Muitas foram as “revoluções” que depois aconteceram e marcaram a música brasileira. De uma diversidade impressionante. Sem ir mais atrás, nos anos 50 a beleza da Bossa que mais tarde terá vindo a ser “destronada” pelo então excentrismo do Tropicalismo. Entretanto, e convivendo com parte dos dois movimentos, não podemos esquecer o Samba-soul. Para além disso, a diversidade de ritmos locais, de Norte a Sul do Brasil inteiro, é notável. Nesta enorme disposição de informação, aparece nos inícios os anos 90 - Chico Science, e o seu enorme Manguebeat.
Ponto de paragem – Estado de Pernambuco, Recife e Olinda – regiões brasileiras de enorme riqueza folclórica, de onde o ritmo do Maracatu, é oriundo. As alfaias (tambores que definem o forte ritmo do Maracatu) são de uma cadência marcante.
O termo “Manguebeat”, junta a ideia de “mangue”, que designa um ecossistema típico do Nordeste brasileiro e da Cidade de Recife, com a palavra beat – batida musical.
Manguebeat foi provavelmente dos primeiros, senão o primeiro, movimento que atingiu proporções nacionais, com origem em ritmos específicos de regiões mais profundas do país.
Mais… foi uma “cena cultural” também baseada na música. Não só a música fazia parte do que foi um movimento cultural.
Voltando à música. Misturava elementos da cultura regional de Pernambuco, como o Maracatu rural, com a cultura mais pop, sobretudo o rock’n roll e o hip-hop, numa efervescência única. Aos tambores, Chico Science teve a mestria de fazer a fusão dos ritmos pop-electrónicos, provocando um balanço muito avultado e absolutamente marcante.
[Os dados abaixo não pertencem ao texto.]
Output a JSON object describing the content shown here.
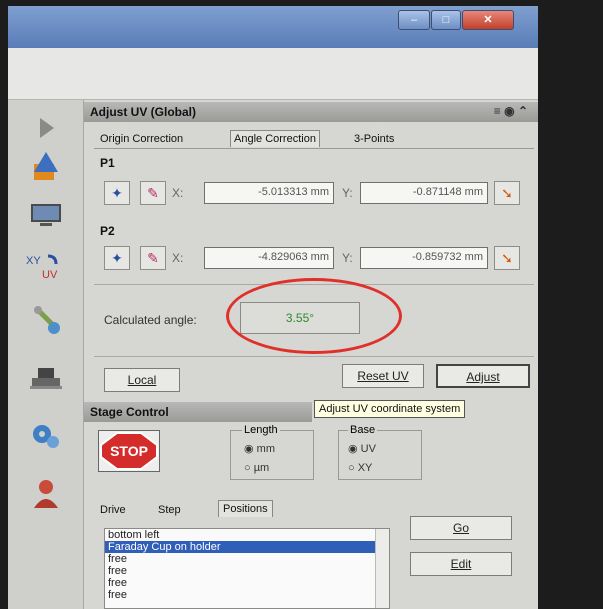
{
  "panel_title": "Adjust UV (Global)",
  "tabs": [
    "Origin Correction",
    "Angle Correction",
    "3-Points"
  ],
  "p1": {
    "label": "P1",
    "x": "-5.013313 mm",
    "y": "-0.871148 mm"
  },
  "p2": {
    "label": "P2",
    "x": "-4.829063 mm",
    "y": "-0.859732 mm"
  },
  "x_label": "X:",
  "y_label": "Y:",
  "calculated_angle": {
    "label": "Calculated angle:",
    "value": "3.55°"
  },
  "buttons": {
    "local": "Local",
    "reset_uv": "Reset UV",
    "adjust": "Adjust"
  },
  "tooltip": "Adjust UV coordinate system",
  "stage": {
    "title": "Stage Control",
    "stop": "STOP",
    "length_label": "Length",
    "length_mm": "mm",
    "length_um": "µm",
    "base_label": "Base",
    "base_uv": "UV",
    "base_xy": "XY",
    "tabs": [
      "Drive",
      "Step",
      "Positions"
    ],
    "go": "Go",
    "edit": "Edit"
  },
  "positions": [
    "bottom left",
    "Faraday Cup on holder",
    "free",
    "free",
    "free",
    "free"
  ],
  "colors": {
    "panel_bg": "#d6d6d3",
    "selection": "#2f5fb8",
    "stop_red": "#d42b2b",
    "angle_green": "#2e8b2e",
    "highlight_circle": "#e0302a"
  },
  "icons": [
    "play-icon",
    "shapes-icon",
    "monitor-icon",
    "xy-uv-icon",
    "tools-icon",
    "stage-icon",
    "gears-icon",
    "user-icon"
  ]
}
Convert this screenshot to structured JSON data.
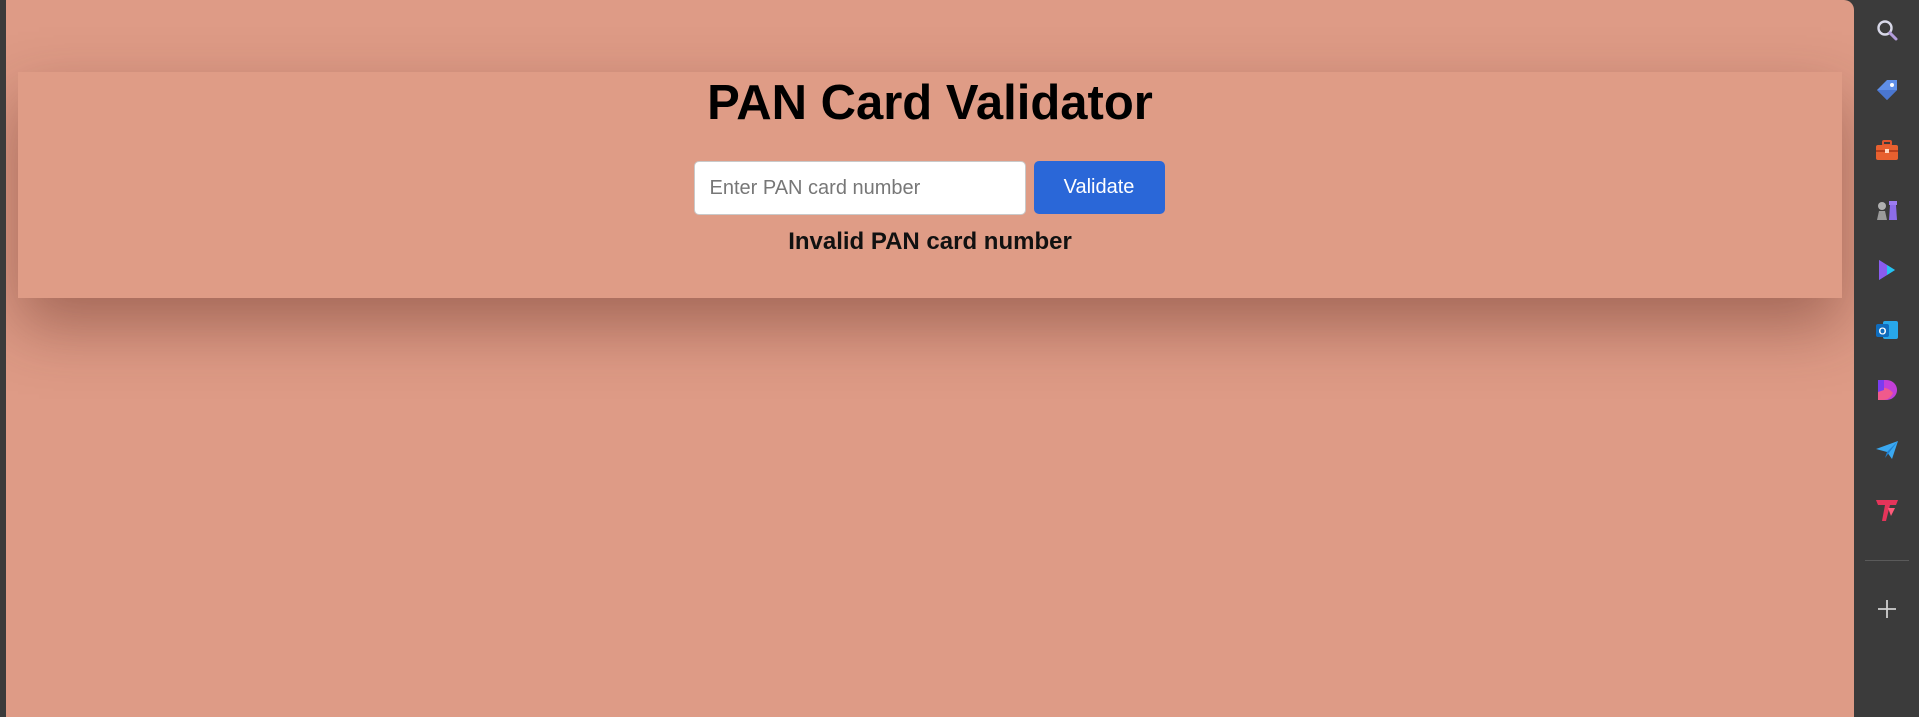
{
  "app": {
    "title": "PAN Card Validator"
  },
  "form": {
    "input_placeholder": "Enter PAN card number",
    "input_value": "",
    "validate_label": "Validate"
  },
  "result": {
    "message": "Invalid PAN card number"
  },
  "sidebar": {
    "icons": [
      "search-icon",
      "tag-icon",
      "toolbox-icon",
      "chess-pieces-icon",
      "copilot-icon",
      "outlook-icon",
      "designer-icon",
      "send-icon",
      "t-logo-icon",
      "add-icon"
    ]
  },
  "colors": {
    "page_background": "#de9b86",
    "button": "#2a67d8",
    "sidebar": "#3b3b3b"
  }
}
Nasce assim um nome que viria a fazer parte da música brasileira – Chico Science & Nação Zumbi.
Seria injusto não nomear aqui os parceiros de eleição de Science: Fred 04 e Otto, influentes em todo este processo.
Em meados dos anos noventa, após digressões no Brasil e em palcos estrangeiros, gravam os dois primeiros discos: “Da lama ao caos” e “Afrociberdélia”. Era o “Maracatu (quase que) Atómico”: as portas do mundo estavam abertas. Sempre atentos, os mídea e revistas conceituadas colocam os dois discos, nas 100 indispensáveis audições do mundo musical.
Infelizmente, Chico Science desaparece num desastre de automóvel, logo depois. Muito jovem, deixando tudo o que iniciou por completar. Dou comigo por vezes pensando que maravilhosos e surpreendentes caminhos teriam seguido as ideias deste quase génio. O que teria criado…onde estaria a magia do “Maracatu Atómico”?
Felizmente ficamos com dois enormes álbuns. Apesar da dificuldade da escolha, deixo aqui como proposta o segundo álbum: “Afrociberdélia”.
Mais electrónico que o anterior, contudo a batida criada que funde a electrónica e os tambores – base do Manguebeat – é mais acentuada e afirmada. Ficou marcado pela enorme versão do tema “Maracatu Atómico”, mas ainda temas como “Macô” nos fazem ver a mestria de Science e de todo o movimento que ele embandeirava.
Termino perguntando de novo: onde estaria este pedaço da música brasileira, se não tivesse perdido o enorme e inovador (mesmo que por pouco tempo…) Chico Science – certamente uma das maiores figuras da historia da musica brasileira.
Texto originalmente publicado na edição impressa do Expresso das Ilhas nº 950 de 12 de Fevereiro de 2020.